Arenado and Paul Goldschmidt came around to score on a two-out bases-loaded double to left-center field by José Rondón.
Prior to that double, Bubic walked Lars Nootbaar after having gotten ahead in the count 1-2.
Despite a leadoff single by Whit Merrifield, Cardinals starting pitcher J.A. Happ faced the minimum three batters in the first inning with the help of a double play.
The Cardinals largely picked up where they left off in the second inning. Tommy Edman’s leadoff infield single preceded a Goldschmidt RBI double down the third-base line that Royals infielder Emmanuel Rivera narrowly missed getting his glove on.
The next batter, Arenado, blasted a two-run homer to left field as the first three batters of the inning scored. Tyler O’Neill crushed with a solo homer to center field to give the Cardinals back-to-back home runs as well as four total runs in the inning before an out had been recorded.
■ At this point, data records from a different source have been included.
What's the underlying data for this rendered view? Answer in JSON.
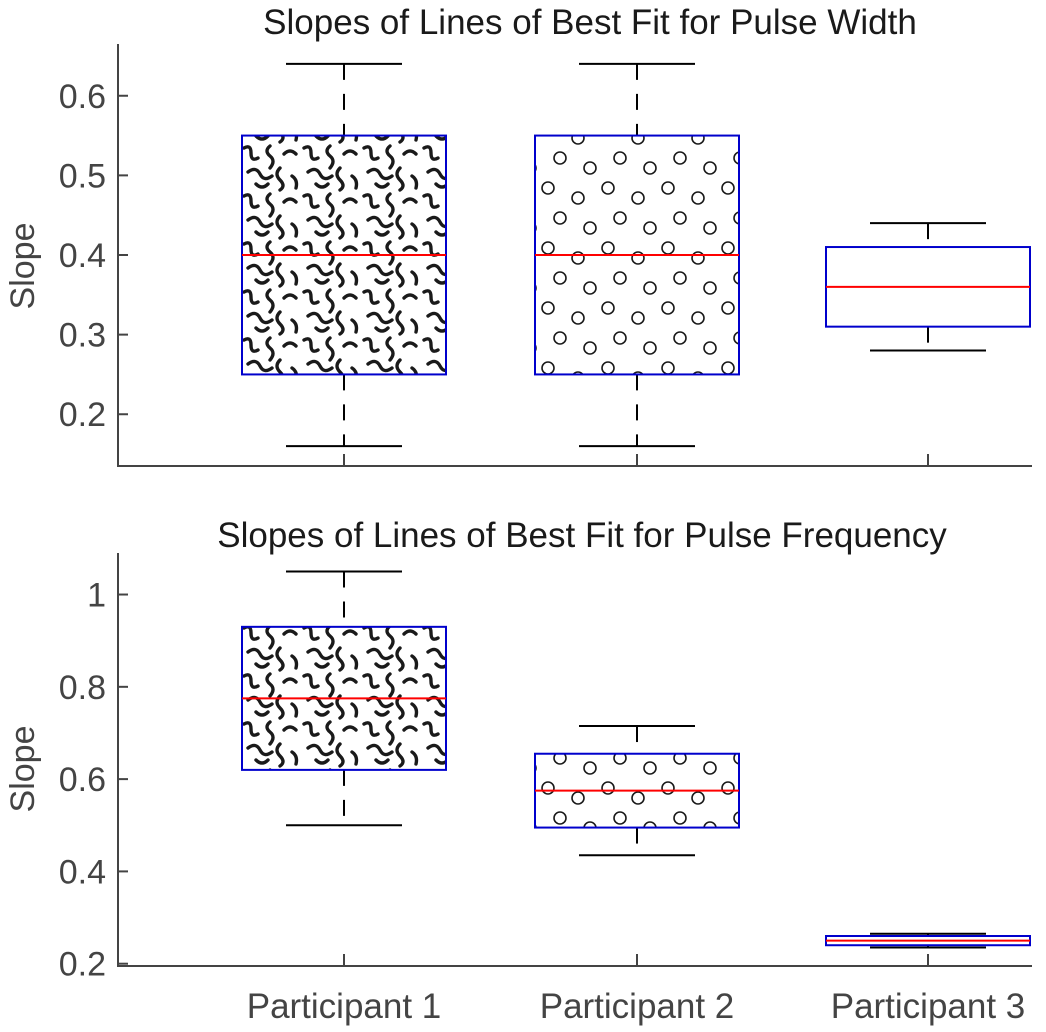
{
  "chart_data": [
    {
      "type": "box",
      "title": "Slopes of Lines of Best Fit for Pulse Width",
      "ylabel": "Slope",
      "xlabel": "",
      "categories": [
        "Participant 1",
        "Participant 2",
        "Participant 3"
      ],
      "show_xtick_labels": false,
      "ylim": [
        0.135,
        0.665
      ],
      "yticks": [
        0.2,
        0.3,
        0.4,
        0.5,
        0.6
      ],
      "ytick_labels": [
        "0.2",
        "0.3",
        "0.4",
        "0.5",
        "0.6"
      ],
      "boxes": [
        {
          "category": "Participant 1",
          "whisker_low": 0.16,
          "q1": 0.25,
          "median": 0.4,
          "q3": 0.55,
          "whisker_high": 0.64,
          "pattern": "squiggle"
        },
        {
          "category": "Participant 2",
          "whisker_low": 0.16,
          "q1": 0.25,
          "median": 0.4,
          "q3": 0.55,
          "whisker_high": 0.64,
          "pattern": "circles"
        },
        {
          "category": "Participant 3",
          "whisker_low": 0.28,
          "q1": 0.31,
          "median": 0.36,
          "q3": 0.41,
          "whisker_high": 0.44,
          "pattern": "none"
        }
      ],
      "colors": {
        "box": "#0000cc",
        "median": "#ff0000",
        "whisker": "#000000",
        "pattern": "#1a1a1a"
      },
      "grid": false,
      "legend": "none"
    },
    {
      "type": "box",
      "title": "Slopes of Lines of Best Fit for Pulse Frequency",
      "ylabel": "Slope",
      "xlabel": "",
      "categories": [
        "Participant 1",
        "Participant 2",
        "Participant 3"
      ],
      "show_xtick_labels": true,
      "ylim": [
        0.195,
        1.09
      ],
      "yticks": [
        0.2,
        0.4,
        0.6,
        0.8,
        1.0
      ],
      "ytick_labels": [
        "0.2",
        "0.4",
        "0.6",
        "0.8",
        "1"
      ],
      "boxes": [
        {
          "category": "Participant 1",
          "whisker_low": 0.5,
          "q1": 0.62,
          "median": 0.775,
          "q3": 0.93,
          "whisker_high": 1.05,
          "pattern": "squiggle"
        },
        {
          "category": "Participant 2",
          "whisker_low": 0.435,
          "q1": 0.495,
          "median": 0.575,
          "q3": 0.655,
          "whisker_high": 0.715,
          "pattern": "circles"
        },
        {
          "category": "Participant 3",
          "whisker_low": 0.235,
          "q1": 0.24,
          "median": 0.25,
          "q3": 0.26,
          "whisker_high": 0.265,
          "pattern": "none"
        }
      ],
      "colors": {
        "box": "#0000cc",
        "median": "#ff0000",
        "whisker": "#000000",
        "pattern": "#1a1a1a"
      },
      "grid": false,
      "legend": "none"
    }
  ]
}
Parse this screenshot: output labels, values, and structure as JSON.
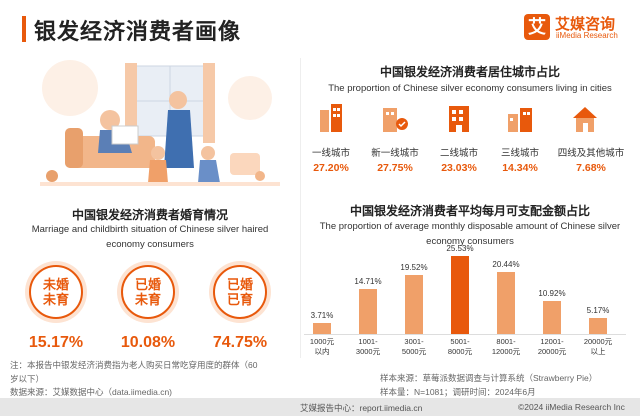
{
  "header": {
    "title": "银发经济消费者画像",
    "logo_mark": "艾",
    "logo_cn": "艾媒咨询",
    "logo_en": "iiMedia Research"
  },
  "city_section": {
    "title": "中国银发经济消费者居住城市占比",
    "subtitle": "The proportion of Chinese silver economy consumers living in cities",
    "cities": [
      {
        "label": "一线城市",
        "pct": "27.20%"
      },
      {
        "label": "新一线城市",
        "pct": "27.75%"
      },
      {
        "label": "二线城市",
        "pct": "23.03%"
      },
      {
        "label": "三线城市",
        "pct": "14.34%"
      },
      {
        "label": "四线及其他城市",
        "pct": "7.68%"
      }
    ]
  },
  "marriage_section": {
    "title": "中国银发经济消费者婚育情况",
    "subtitle_1": "Marriage and childbirth situation of Chinese silver haired",
    "subtitle_2": "economy consumers",
    "items": [
      {
        "line1": "未婚",
        "line2": "未育",
        "pct": "15.17%"
      },
      {
        "line1": "已婚",
        "line2": "未育",
        "pct": "10.08%"
      },
      {
        "line1": "已婚",
        "line2": "已育",
        "pct": "74.75%"
      }
    ]
  },
  "notes": {
    "note_1": "注：本报告中银发经济消费指为老人购买日常吃穿用度的群体（60",
    "note_2": "岁以下）",
    "source_left": "数据来源：艾媒数据中心（data.iimedia.cn)",
    "sample_source": "样本来源：草莓派数据调查与计算系统（Strawberry Pie）",
    "sample_size": "样本量：N=1081；调研时间：2024年6月"
  },
  "footer": {
    "left": "艾媒报告中心：report.iimedia.cn",
    "right": "©2024  iiMedia Research Inc"
  },
  "chart_data": {
    "type": "bar",
    "title": "中国银发经济消费者平均每月可支配金额占比",
    "subtitle_1": "The proportion of average monthly disposable amount of Chinese silver",
    "subtitle_2": "economy consumers",
    "categories": [
      [
        "1000元",
        "以内"
      ],
      [
        "1001-",
        "3000元"
      ],
      [
        "3001-",
        "5000元"
      ],
      [
        "5001-",
        "8000元"
      ],
      [
        "8001-",
        "12000元"
      ],
      [
        "12001-",
        "20000元"
      ],
      [
        "20000元",
        "以上"
      ]
    ],
    "values": [
      3.71,
      14.71,
      19.52,
      25.53,
      20.44,
      10.92,
      5.17
    ],
    "value_labels": [
      "3.71%",
      "14.71%",
      "19.52%",
      "25.53%",
      "20.44%",
      "10.92%",
      "5.17%"
    ],
    "ylim": [
      0,
      27
    ],
    "colors": {
      "bar": "#f0a069",
      "bar_max": "#e8590c"
    }
  }
}
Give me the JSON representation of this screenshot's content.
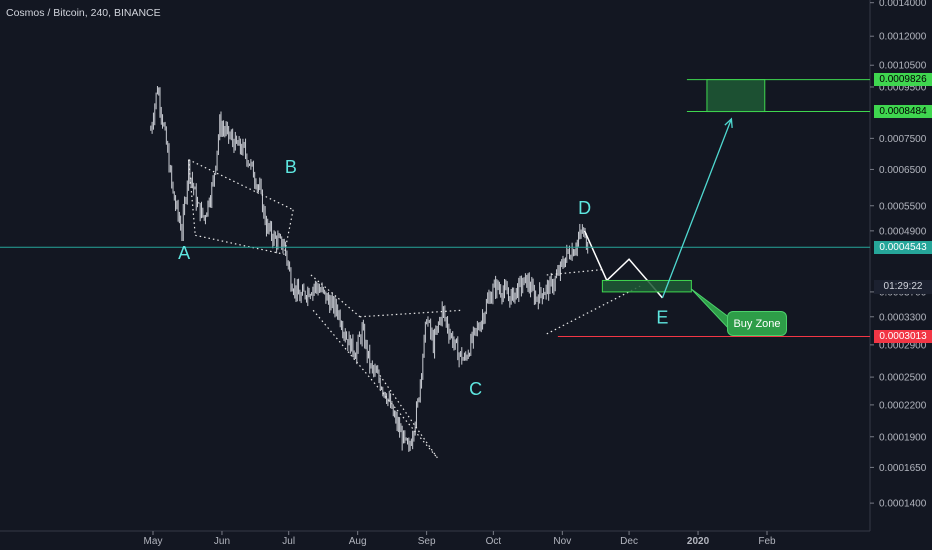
{
  "header": {
    "title": "Cosmos / Bitcoin, 240, BINANCE"
  },
  "colors": {
    "background": "#131722",
    "axis_line": "#363a45",
    "candles": "#c9ccd3",
    "wave_label": "#5ee6e0",
    "arrow": "#4fd8d0",
    "target_green": "#3fd64f",
    "support_red": "#f23645",
    "current_price": "#26a69a"
  },
  "chart_data": {
    "type": "line",
    "title": "Cosmos / Bitcoin, 240, BINANCE",
    "y_scale": "log",
    "ylim": [
      0.000125,
      0.0014
    ],
    "x": [
      "2019-04-30",
      "2019-05-03",
      "2019-05-07",
      "2019-05-10",
      "2019-05-14",
      "2019-05-17",
      "2019-05-21",
      "2019-05-24",
      "2019-05-28",
      "2019-05-31",
      "2019-06-04",
      "2019-06-07",
      "2019-06-11",
      "2019-06-14",
      "2019-06-18",
      "2019-06-21",
      "2019-06-25",
      "2019-06-29",
      "2019-07-02",
      "2019-07-06",
      "2019-07-09",
      "2019-07-13",
      "2019-07-16",
      "2019-07-20",
      "2019-07-23",
      "2019-07-27",
      "2019-07-31",
      "2019-08-03",
      "2019-08-07",
      "2019-08-10",
      "2019-08-14",
      "2019-08-17",
      "2019-08-21",
      "2019-08-24",
      "2019-08-28",
      "2019-09-01",
      "2019-09-04",
      "2019-09-08",
      "2019-09-11",
      "2019-09-15",
      "2019-09-18",
      "2019-09-22",
      "2019-09-25",
      "2019-09-29",
      "2019-10-02",
      "2019-10-06",
      "2019-10-09",
      "2019-10-13",
      "2019-10-16",
      "2019-10-20",
      "2019-10-23",
      "2019-10-27",
      "2019-10-30",
      "2019-11-03",
      "2019-11-06",
      "2019-11-10",
      "2019-11-13"
    ],
    "series": [
      {
        "values": [
          0.00078,
          0.00095,
          0.00073,
          0.00058,
          0.00049,
          0.00066,
          0.00055,
          0.00052,
          0.00061,
          0.0008,
          0.00076,
          0.00073,
          0.00071,
          0.00066,
          0.00059,
          0.0005,
          0.00047,
          0.00046,
          0.00039,
          0.00036,
          0.00037,
          0.00038,
          0.00037,
          0.00035,
          0.00034,
          0.0003,
          0.00028,
          0.00031,
          0.00026,
          0.00025,
          0.00023,
          0.00021,
          0.00019,
          0.000178,
          0.00022,
          0.00033,
          0.00029,
          0.00034,
          0.00031,
          0.00028,
          0.00027,
          0.0003,
          0.00032,
          0.00036,
          0.00038,
          0.00037,
          0.00036,
          0.00038,
          0.00039,
          0.00036,
          0.00037,
          0.00038,
          0.0004,
          0.00044,
          0.00045,
          0.00049,
          0.00045
        ]
      }
    ],
    "y_ticks": [
      "0.0014000",
      "0.0012000",
      "0.0010500",
      "0.0009500",
      "0.0007500",
      "0.0006500",
      "0.0005500",
      "0.0004900",
      "0.0003700",
      "0.0003300",
      "0.0002900",
      "0.0002500",
      "0.0002200",
      "0.0001900",
      "0.0001650",
      "0.0001400"
    ],
    "x_ticks": [
      {
        "label": "May",
        "date": "2019-05-01",
        "bold": false
      },
      {
        "label": "Jun",
        "date": "2019-06-01",
        "bold": false
      },
      {
        "label": "Jul",
        "date": "2019-07-01",
        "bold": false
      },
      {
        "label": "Aug",
        "date": "2019-08-01",
        "bold": false
      },
      {
        "label": "Sep",
        "date": "2019-09-01",
        "bold": false
      },
      {
        "label": "Oct",
        "date": "2019-10-01",
        "bold": false
      },
      {
        "label": "Nov",
        "date": "2019-11-01",
        "bold": false
      },
      {
        "label": "Dec",
        "date": "2019-12-01",
        "bold": false
      },
      {
        "label": "2020",
        "date": "2020-01-01",
        "bold": true
      },
      {
        "label": "Feb",
        "date": "2020-02-01",
        "bold": false
      }
    ],
    "price_tags": [
      {
        "label": "0.0009826",
        "value": 0.0009826,
        "bg": "#3fd64f",
        "color": "#000000"
      },
      {
        "label": "0.0008484",
        "value": 0.0008484,
        "bg": "#3fd64f",
        "color": "#000000"
      },
      {
        "label": "0.0004543",
        "value": 0.0004543,
        "bg": "#26a69a",
        "color": "#ffffff"
      },
      {
        "label": "0.0003013",
        "value": 0.0003013,
        "bg": "#f23645",
        "color": "#ffffff"
      }
    ],
    "countdown": "01:29:22",
    "wave_labels": [
      {
        "label": "A",
        "date": "2019-05-15",
        "value": 0.00043
      },
      {
        "label": "B",
        "date": "2019-07-02",
        "value": 0.00064
      },
      {
        "label": "C",
        "date": "2019-09-23",
        "value": 0.00023
      },
      {
        "label": "D",
        "date": "2019-11-11",
        "value": 0.00053
      },
      {
        "label": "E",
        "date": "2019-12-16",
        "value": 0.00032
      }
    ],
    "buy_zone": {
      "label": "Buy Zone"
    }
  }
}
Bubic made it through two more batters, but Lars Nootbaar’s double to the wall in center field served as the end of his outing.
“Just a couple of those singles landed early and then those kind of spiraled into some bigger hits that did some damage,” Bubic said. “So I just wasn’t able to make that pitch to get out of that first inning and that second inning as well.
“It is what it is. Days like this happen. I had been going okay to this point. I’m not going to overanalyze, not going to do anything crazy. Obviously, this one is tough because pretty much the whole thing falls on me.”
The Royals, who will not have another break in their schedule until Aug. 30, leaned heavily on the bullpen after Bubic’s second-shortest start of the season.
Relievers Domingo Tapia (1 2/3 innings), Ervin Santana (three innings), Wade Davis (one inning), Jake Brentz (one inning) and Scott Barlow (one inning) combined for 7 2/3 scoreless innings and allowed just three hits.
“We were trying to push Kris as far as we can and let him eat some of that up, but it just got to the point where we had to rescue him,” Matheny said. “And they did that, the bullpen did a fantastic job.”